Some questions & observations:

-Why does Cavil call the Centurions "Centaurians" (I swear this is what it sounds like to me every time!).

-So if Tyrol is a Cylon, then doesn't this mean that there are two half-Cylon, half-human babies? So Hera isn't special anymore? This just seems odd to me; I feel like when the writers decided to make Tyrol a Cylon, they forgot that he had a baby (until Tori mentioned it to Cally in the launch tube, anyway).

-And if Tori is a Cylon, then Hera ending up with the Cylons makes a lot more sense to me now (that is, if we believe that any of their Nebula-prior actions was the result of programming). If I remember correctly, didn't Laura entrust Hera's safety to Tori as well as the guards during the evacuation?

-How many Basestars are there? When Cavil began attacking, it sounded like they were in danger of true death, so does this mean that each model has their own ship? So there are only 7 ships? And if so, what happened to D'Anna's ship when her model was boxed?

-Does the Six really not see the danger in elevating the Centurions? Cavil (and the camera's) implication is pretty clear that the Centurions will turn on ALL the skinjobs. Six is naive to think that they won't chafe within the established class system. A point of curiosity: Six has the blahblah-"inhibitors" removed from the Centurions, which implies that they were designed to think for themselves and have this inhibitor to prevent independent thought. The raiders, on the other hand, develop a free will and have to be lobotomized (UNLESS they ARE responding to programming in recognizing the new Cylon sleepers in the human fleet, just not a programming that Cavil or the other Cylons are privy to - which makes me wonder if whoever programmed these Cylons deliberately engineered this situation (in which the identity of the Final Five is a secret and speculation over the Final Five as well as their relations with humans generates rifts among them) as a way of pushing them to evolve or destroy themselves. The whole situation is curious!

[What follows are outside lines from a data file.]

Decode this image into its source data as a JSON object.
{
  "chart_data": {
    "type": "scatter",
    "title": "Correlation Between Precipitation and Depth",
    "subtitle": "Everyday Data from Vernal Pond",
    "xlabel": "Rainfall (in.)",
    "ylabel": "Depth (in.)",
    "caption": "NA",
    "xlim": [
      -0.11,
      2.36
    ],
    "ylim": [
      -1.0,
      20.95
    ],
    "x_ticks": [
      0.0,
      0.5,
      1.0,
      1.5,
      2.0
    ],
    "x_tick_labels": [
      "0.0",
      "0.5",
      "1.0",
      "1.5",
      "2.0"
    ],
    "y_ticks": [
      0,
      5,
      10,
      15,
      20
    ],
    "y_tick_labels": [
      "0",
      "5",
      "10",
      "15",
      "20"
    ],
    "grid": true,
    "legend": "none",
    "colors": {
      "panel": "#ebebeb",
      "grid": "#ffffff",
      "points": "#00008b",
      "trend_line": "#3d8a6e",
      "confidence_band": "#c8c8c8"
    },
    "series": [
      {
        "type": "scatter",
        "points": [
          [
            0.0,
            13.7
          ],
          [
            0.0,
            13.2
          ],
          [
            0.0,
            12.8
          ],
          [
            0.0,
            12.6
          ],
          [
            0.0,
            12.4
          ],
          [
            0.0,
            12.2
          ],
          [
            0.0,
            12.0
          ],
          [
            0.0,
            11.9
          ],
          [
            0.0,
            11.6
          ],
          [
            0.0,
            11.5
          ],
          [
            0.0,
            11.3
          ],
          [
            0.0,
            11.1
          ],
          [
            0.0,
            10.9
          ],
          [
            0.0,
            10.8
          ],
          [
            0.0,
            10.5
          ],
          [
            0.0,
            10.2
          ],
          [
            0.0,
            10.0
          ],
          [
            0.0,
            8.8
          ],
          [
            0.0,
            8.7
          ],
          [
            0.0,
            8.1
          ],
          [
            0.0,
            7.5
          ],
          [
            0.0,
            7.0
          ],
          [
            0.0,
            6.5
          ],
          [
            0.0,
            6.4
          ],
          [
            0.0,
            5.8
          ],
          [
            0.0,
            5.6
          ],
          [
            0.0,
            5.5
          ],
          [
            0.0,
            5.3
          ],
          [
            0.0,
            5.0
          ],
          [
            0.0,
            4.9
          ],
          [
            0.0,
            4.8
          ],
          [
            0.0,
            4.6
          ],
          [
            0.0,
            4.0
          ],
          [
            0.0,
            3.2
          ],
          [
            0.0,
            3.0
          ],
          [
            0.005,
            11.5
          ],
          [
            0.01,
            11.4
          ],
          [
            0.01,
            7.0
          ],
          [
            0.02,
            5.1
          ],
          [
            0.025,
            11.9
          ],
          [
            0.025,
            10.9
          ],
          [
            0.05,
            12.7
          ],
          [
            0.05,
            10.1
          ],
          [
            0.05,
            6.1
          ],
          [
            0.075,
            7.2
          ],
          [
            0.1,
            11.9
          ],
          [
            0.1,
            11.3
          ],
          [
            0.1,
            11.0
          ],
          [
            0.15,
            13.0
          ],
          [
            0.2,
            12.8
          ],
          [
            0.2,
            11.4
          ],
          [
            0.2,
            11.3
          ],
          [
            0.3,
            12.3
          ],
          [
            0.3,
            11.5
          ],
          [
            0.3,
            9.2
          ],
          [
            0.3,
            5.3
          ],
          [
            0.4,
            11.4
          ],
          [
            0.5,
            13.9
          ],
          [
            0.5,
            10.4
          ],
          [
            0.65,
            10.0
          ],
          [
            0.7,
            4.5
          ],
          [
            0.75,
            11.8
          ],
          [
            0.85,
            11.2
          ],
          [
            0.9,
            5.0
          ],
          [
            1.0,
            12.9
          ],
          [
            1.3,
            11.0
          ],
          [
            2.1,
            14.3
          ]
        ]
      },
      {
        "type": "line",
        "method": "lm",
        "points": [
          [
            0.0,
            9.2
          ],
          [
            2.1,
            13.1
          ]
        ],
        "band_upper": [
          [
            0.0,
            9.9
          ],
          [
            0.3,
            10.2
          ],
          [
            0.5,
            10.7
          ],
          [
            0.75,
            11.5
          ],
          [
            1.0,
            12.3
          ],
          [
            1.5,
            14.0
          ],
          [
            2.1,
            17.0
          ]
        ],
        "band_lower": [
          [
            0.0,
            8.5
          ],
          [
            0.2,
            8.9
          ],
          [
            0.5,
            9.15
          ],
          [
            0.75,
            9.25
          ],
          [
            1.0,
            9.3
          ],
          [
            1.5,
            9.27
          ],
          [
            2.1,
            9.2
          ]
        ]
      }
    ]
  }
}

-Tigh is seriously creeping me out with his Six/Ellen obsession. And Tyrol's response to Cally's death doesn't seem that off-base to me, so I think it's a bit rich of Tigh to tell Tyrol to pull it together when he was a drunken wreck for ages.

-It makes sense to me that Tori would be the first of them to commit murder to protect their secret - which is not to say that Tigh wouldn't have done the same thing, because honestly? I think he would have airlocked Cally, too. But it's easier for them to have Tori take this step since she's the less known of the four of them. We've gotten to know the others so much better and we're meant to care about them, yes, even Anders, a lot more than Tori who has always been merely a functionary, not a living character (certainly not the way Billy was fleshed out).

-Baltar preaching about individual perfection is WAY creepy - the forgiveness part, I can understand a lot more. Perfection? Not so much.

Gah! I'm sure I had other points and thoughts, but this is already longer than I'd planned to write, so I'll leave it for now.